I would seed into it


----------



## Lawn Whisperer (Feb 15, 2021)

I would use it as top dressing, the high levels of nutrients will be diluted as it works into your soil - boron included. Compost is a safer way to raise soil's micro nutrients.
But not 3-4" to fill in low spots, the compost will decompose - causing unevenness and nutrient levels are too high.


----------



## Dave81NJ (Jun 7, 2018)

Lawn Whisperer said:


> I would use it as top dressing, the high levels of nutrients will be diluted as it works into your soil - boron included. Compost is a safer way to raise soil's micro nutrients.
> But not 3-4" to fill in low spots, the compost will decompose - causing unevenness and nutrient levels are too high.

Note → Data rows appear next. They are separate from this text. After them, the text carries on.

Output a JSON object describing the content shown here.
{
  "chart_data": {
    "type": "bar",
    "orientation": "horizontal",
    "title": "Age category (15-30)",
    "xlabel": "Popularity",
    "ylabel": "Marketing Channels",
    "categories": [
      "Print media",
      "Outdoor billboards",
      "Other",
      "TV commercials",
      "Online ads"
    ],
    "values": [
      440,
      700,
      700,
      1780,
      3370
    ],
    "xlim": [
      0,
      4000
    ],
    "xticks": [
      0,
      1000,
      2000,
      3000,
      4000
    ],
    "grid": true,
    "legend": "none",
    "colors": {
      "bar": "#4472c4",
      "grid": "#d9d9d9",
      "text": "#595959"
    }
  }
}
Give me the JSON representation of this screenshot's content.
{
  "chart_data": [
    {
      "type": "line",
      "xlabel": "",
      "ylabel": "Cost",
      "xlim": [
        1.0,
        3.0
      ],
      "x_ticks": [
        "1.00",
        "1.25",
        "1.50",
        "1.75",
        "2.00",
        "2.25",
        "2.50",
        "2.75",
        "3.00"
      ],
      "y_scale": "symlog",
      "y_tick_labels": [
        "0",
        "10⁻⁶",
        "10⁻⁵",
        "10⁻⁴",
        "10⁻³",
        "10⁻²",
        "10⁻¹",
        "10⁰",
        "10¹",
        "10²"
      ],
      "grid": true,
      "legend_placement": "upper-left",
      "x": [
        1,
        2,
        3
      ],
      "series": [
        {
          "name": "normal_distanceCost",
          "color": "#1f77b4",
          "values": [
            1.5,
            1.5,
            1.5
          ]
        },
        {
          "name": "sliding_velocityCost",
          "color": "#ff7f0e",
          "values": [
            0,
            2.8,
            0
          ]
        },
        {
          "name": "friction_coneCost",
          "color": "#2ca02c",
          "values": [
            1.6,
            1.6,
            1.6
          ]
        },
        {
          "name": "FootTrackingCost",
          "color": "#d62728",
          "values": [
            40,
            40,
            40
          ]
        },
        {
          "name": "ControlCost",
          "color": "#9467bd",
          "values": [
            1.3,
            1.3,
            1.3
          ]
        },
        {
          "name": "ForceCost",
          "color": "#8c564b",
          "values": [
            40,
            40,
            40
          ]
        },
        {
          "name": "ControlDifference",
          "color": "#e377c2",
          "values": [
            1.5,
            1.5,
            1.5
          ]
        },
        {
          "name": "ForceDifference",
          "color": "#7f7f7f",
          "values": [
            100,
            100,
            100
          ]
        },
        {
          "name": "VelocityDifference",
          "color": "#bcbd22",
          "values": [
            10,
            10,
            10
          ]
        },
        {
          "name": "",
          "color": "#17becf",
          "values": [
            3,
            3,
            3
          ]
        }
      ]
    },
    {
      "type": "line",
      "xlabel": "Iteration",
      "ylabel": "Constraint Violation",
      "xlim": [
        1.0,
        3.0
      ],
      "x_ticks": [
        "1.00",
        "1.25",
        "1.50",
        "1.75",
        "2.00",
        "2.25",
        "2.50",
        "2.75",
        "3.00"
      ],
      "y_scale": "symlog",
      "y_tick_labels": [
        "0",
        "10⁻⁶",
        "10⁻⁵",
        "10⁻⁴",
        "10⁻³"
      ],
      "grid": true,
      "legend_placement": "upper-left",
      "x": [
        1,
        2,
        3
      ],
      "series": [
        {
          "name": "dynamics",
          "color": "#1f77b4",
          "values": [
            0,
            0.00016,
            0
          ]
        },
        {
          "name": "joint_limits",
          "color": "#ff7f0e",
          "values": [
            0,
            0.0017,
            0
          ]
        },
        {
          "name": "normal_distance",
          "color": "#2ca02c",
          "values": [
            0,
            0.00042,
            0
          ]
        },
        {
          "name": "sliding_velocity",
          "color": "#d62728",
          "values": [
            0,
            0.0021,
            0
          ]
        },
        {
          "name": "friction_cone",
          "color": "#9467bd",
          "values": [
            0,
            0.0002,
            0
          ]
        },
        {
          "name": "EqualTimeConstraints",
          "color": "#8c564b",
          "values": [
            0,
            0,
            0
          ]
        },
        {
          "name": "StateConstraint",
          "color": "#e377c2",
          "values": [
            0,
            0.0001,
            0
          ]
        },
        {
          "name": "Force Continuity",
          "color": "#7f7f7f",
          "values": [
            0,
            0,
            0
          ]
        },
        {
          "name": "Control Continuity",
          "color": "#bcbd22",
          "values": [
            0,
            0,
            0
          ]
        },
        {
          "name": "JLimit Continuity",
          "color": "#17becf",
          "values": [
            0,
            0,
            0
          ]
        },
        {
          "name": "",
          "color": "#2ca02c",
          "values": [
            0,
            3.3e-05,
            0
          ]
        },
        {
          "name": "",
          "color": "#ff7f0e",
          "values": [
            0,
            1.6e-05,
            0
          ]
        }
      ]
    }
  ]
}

So for leveling, especially filling spots 1" and more, you'd use what? Topsoil mixed with sand? No compost? My mix was 60% compost and the rest was sand/topsoil


----------



## Lawn Whisperer (Feb 15, 2021)

I would level the low spots with whatever soil composition you have now or what your trying to achieve. You can still mix in the 60% compost mix that you have, maybe something like 75% of clay, loam, and/or sand; 25% of the compost top soil mix. Just note that 60% compost mix in 4" soil equals to 2.4" that will eventually decompose.


----------



## OnTheLawn (Jul 23, 2020)

Like others have said, fill in the lowest spots with a topsoil mix that doesn't have the compost. Even regular topsoil will have some settling due to decomposition of organic matter, but 60% compost mixed in will sink quite a bit after a growing season.

You're definitely good to seed into it spreading a thin layer over the lawn like you're planning. I would even say you're probably good to not apply any P/starter fertilizer when you seed. Let the baby grass get going and once it's ready for a mow start spoon feeding the N.


----------